We, as parents, have an enormous responsibility to our children. As soon as they are born, we are responsible for their well being. Initially, we give them care and ensure that they are healthy. As they grow, our responsibility shifts to their behavioral development, and one aspect of this is the way our children see financial matters being handled.
One of the ways that children learn is by copying. The child observes our actions again and again over a period of time, and they will start to copy our actions. When our children are in their toddler age, development of simple actions like learning to walk and talk are usually accelerated when there are other kids around for our child to copy.
The children also learn by repetition. Something that is performed over and over again will be ingrained in our children’s behaviour, almost like a second nature to them.
Our actions in the way we, the parents, handle money are also important as our children will be exposed to them, and will copy them if there are exposed to them over a long period. ie, If the parents are problem gamblers, there is a higher chance that children will be gamblers as well, or if the parents always uses credit irresponsibly, the child would probably behave likewise.
So what can we do to give our kids a better way of dealing with financial matters.
- Involve the kids with financial decision making – When the children are able to understand, involve them in most of the day to day financial decision making. This could be simple things like a discussion with them on deciding on which type of bread to buy, or clothing from Target vs clothing from Calvin Klein.

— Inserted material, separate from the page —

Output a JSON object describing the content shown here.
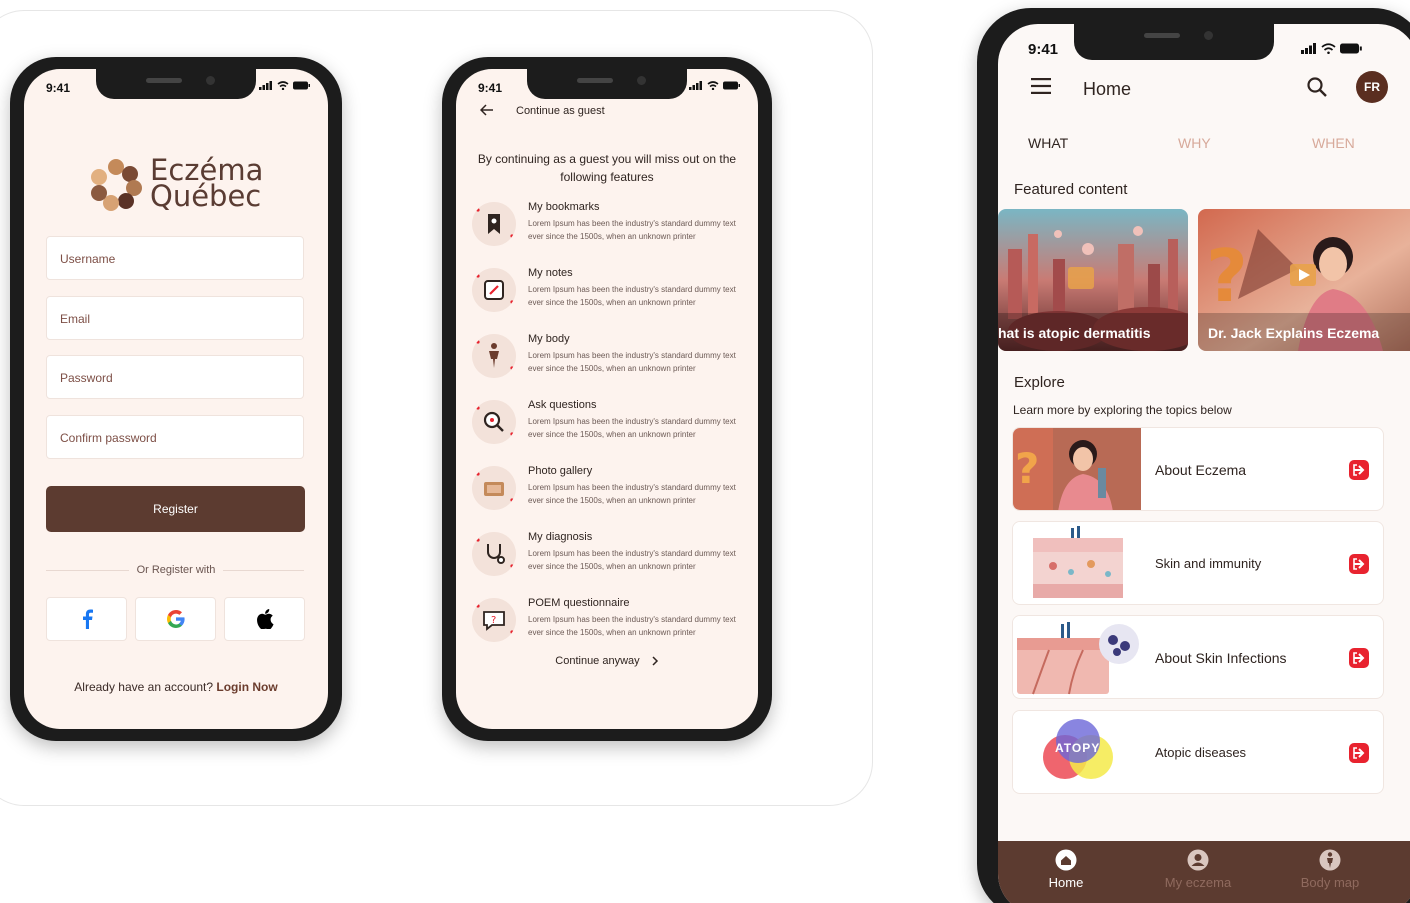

- Ask for the children’s input when it comes to setting up the family budget – The kids will want to be part of the the family budget. This will also show that their contribution in the decision making will not only affect themselves, but also the family as a whole. Make it a part of a family ritual, and make it fun for the kids.
- Set up a savings account for them – A bank account for them is a real motivation for the kids as they can see the real results of the decisions made. A bad decision means that the account balance will go down, and a good decision means that the account balance will go up. Make sure that the bank account has the kids name on it so they understand that the bank account is theirs.
- Reward the kids as you reward yourself – This will give the kids a targets to aim for, financially. EG, if the child wants to buy that comic book, ask the child to save for it from his pocket money.
- Be upfront with them – Don’t colour the family financial situation for the kids as this may bring up false expectations in the kids. You know, if the family can’t afford to go on the big holiday this Christmas, let them know and the reasons why. Or if the big holiday is happening due to strong financial commitment from family, let them know that as well.
These are five items that I will provide for my son when he gets a bit older, (at the moment, he is only 21 months). My wife and I already have started a couple of these ideas, in particular the savings account. Remember to keep doing these things for an extended period; to be copied and repetition is the key.
By ensuring that your children are positively influenced, financial wise, we are preparing them for a much brighter future. Remember that we will not always be about or in a situation to help them out.